During the 1970s, the doves were consistently wrong, and for the most part denied they were wrong, even after the fact. Inflation (they said) was caused by “non-monetary” factors. Now we all know that was hogwash; NGDP was rising at 11% per year. And non-monetary factors like oil shocks and strong unions have no impact on NGDP.
Since 2008 it’s been the exact opposite, the hawks have been consistently wrong. There is no shame in being wrong, but it is shameful not to admit you were consistently wrong in the past, when the facts clearly suggest you were. Oddly, Benn Steil and Dinah Walker now think it’s again the doves who are at fault.
Do Fed doves and hawks get their aviary classifications based on their cold, hard analysis of data, or is it the reverse – do they select data points to justify their dovish or hawkish perspectives?
The history of the Fed’s post-crisis focus on unemployment suggests the latter. After June of 2013, as the figure above shows, the Fed’s estimate of the natural long-term unemployment rate begins declining in sync with the decline in the actual unemployment rate. This suggests that FOMC members are lowering their estimates of the natural rate of unemployment to justify keeping interest rates at zero longer than they could if they stuck by their initial estimates, the 6% consensus upper bound of which is now above today’s actual 5.9% rate.
We cannot test this hypothesis directly, by checking each member’s estimate history, because the estimates are anonymous. But we can check whether the phenomenon can be explained merely by a change of FOMC composition: it cannot. The distribution of participants’ estimates shows conclusively that some of them have indeed revised their estimates lower. Given that these are supposed to be estimates of the long-term natural unemployment rate, this is more than curious.
With core PCE inflation, the Fed’s preferred inflation measure, running at 1.5%, still comfortably below the Fed’s 2% long-run target, there is little compelling reason to begin hiking rates immediately. But given its upward trajectory from 1.2% at the start of the year, there is surely now reasoned cause for bringing forward the Fed’s old September 2012 calendar-guidance of zero rates through mid-2015 – which the Fed doves are still strongly wedded to.

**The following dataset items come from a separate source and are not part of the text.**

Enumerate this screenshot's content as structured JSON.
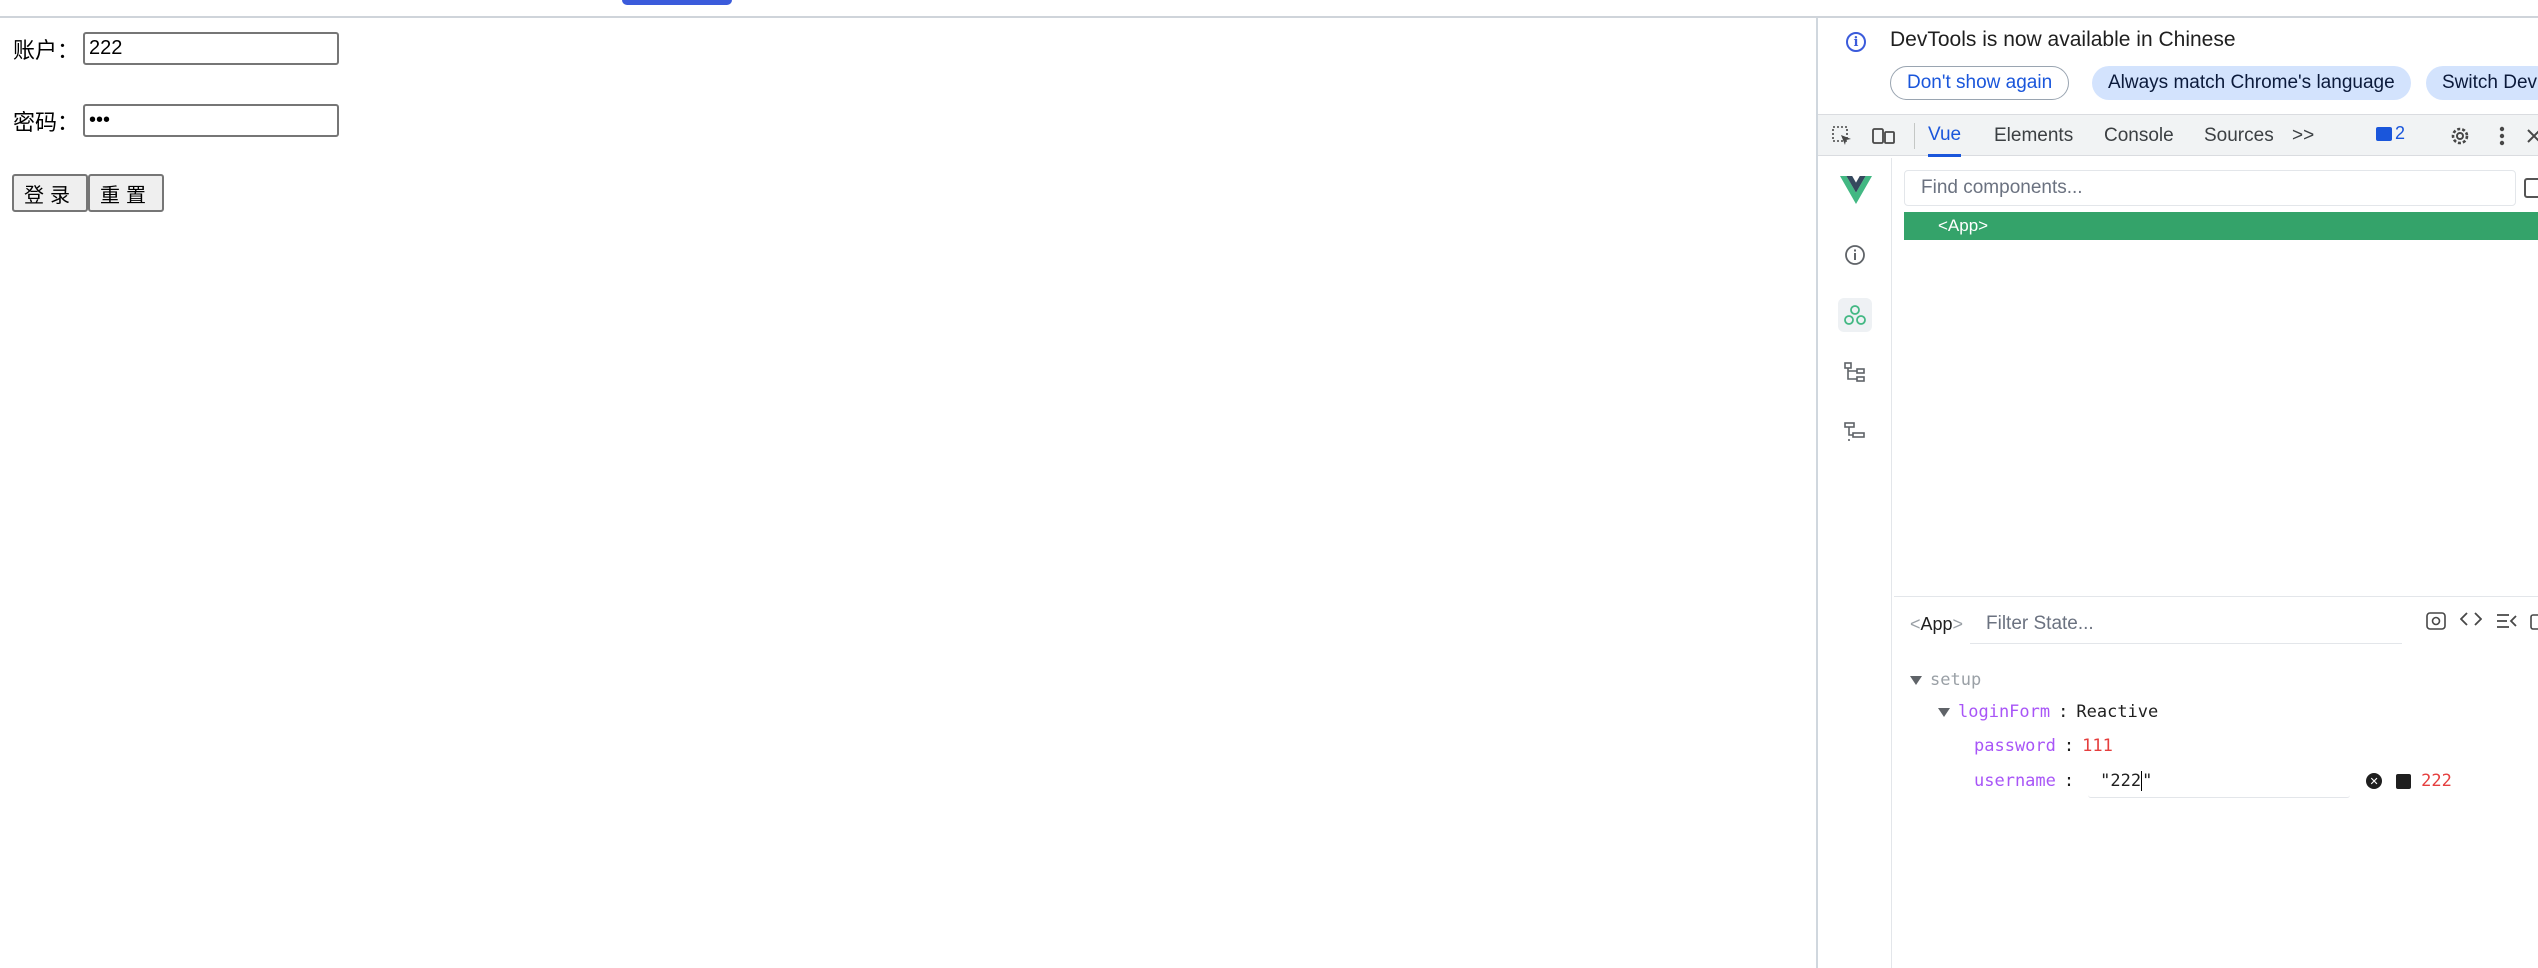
{
  "page": {
    "username_label": "账户：",
    "username_value": "222",
    "password_label": "密码：",
    "password_value": "•••",
    "login_button": "登录",
    "reset_button": "重置"
  },
  "devtools": {
    "infobar": {
      "message": "DevTools is now available in Chinese",
      "dont_show": "Don't show again",
      "always_match": "Always match Chrome's language",
      "switch": "Switch Dev"
    },
    "tabs": [
      "Vue",
      "Elements",
      "Console",
      "Sources"
    ],
    "more": ">>",
    "issues_count": "2",
    "vue": {
      "find_placeholder": "Find components...",
      "app_node": "<App>",
      "state_component": "App",
      "filter_placeholder": "Filter State...",
      "setup_label": "setup",
      "loginForm_key": "loginForm",
      "loginForm_type": "Reactive",
      "password_key": "password",
      "password_value": "111",
      "username_key": "username",
      "username_edit": "\"222",
      "username_edit_tail": "\"",
      "username_value": "222"
    }
  },
  "colors": {
    "vue_green": "#34a36a",
    "accent_blue": "#1a56db",
    "value_red": "#e53e3e",
    "key_purple": "#a855f7"
  }
}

Our observations suggest that monetary dovishness and hawkishness are often fixed states of mind, rather than artifacts of a consistent approach to data analysis. If so, there is reason to fear that the Fed’s exit from monetary accommodation will be too late and too tepid – with the result being higher future inflation than the market is pricing in right now.
Obviously it’s possible they are right, but it seems extremely unlikely. The doves have good reason to delay their estimate of the optimal time to raise rates; the markets are suggesting that we are not approaching the Fed’s multiple policy targets as quickly as the unemployment numbers would suggest. If 5.4% really was the natural rate of unemployment, then there is no way the 5-year TIPS would be plunging rapidly below 2%, and the 10 year T-bonds would be 2.3%. After all, we will be at 5.4% unemployment in about 5 months. Once we fall below the natural rate, the standard model (i.e. the Fed’s model) says inflation should rise. But there are no signs that inflation will rise. Steil and Walker cite historical data, but market inflation expectations are much better. It’s not a good idea to try to steer the car by looking in the rear view mirror. It’s not wise to second guess market forecasts.
Unfortunately we lack a NGDP futures market, which would have made it much easier for me to make this argument. The government and the economics profession deserve ridicule for the fact that this market does not exist.
I do agree with the first sentence of their final paragraph, and have a new post on that topic over at Econlog. But I draw the opposite conclusion—it’s the hawks we need to fear.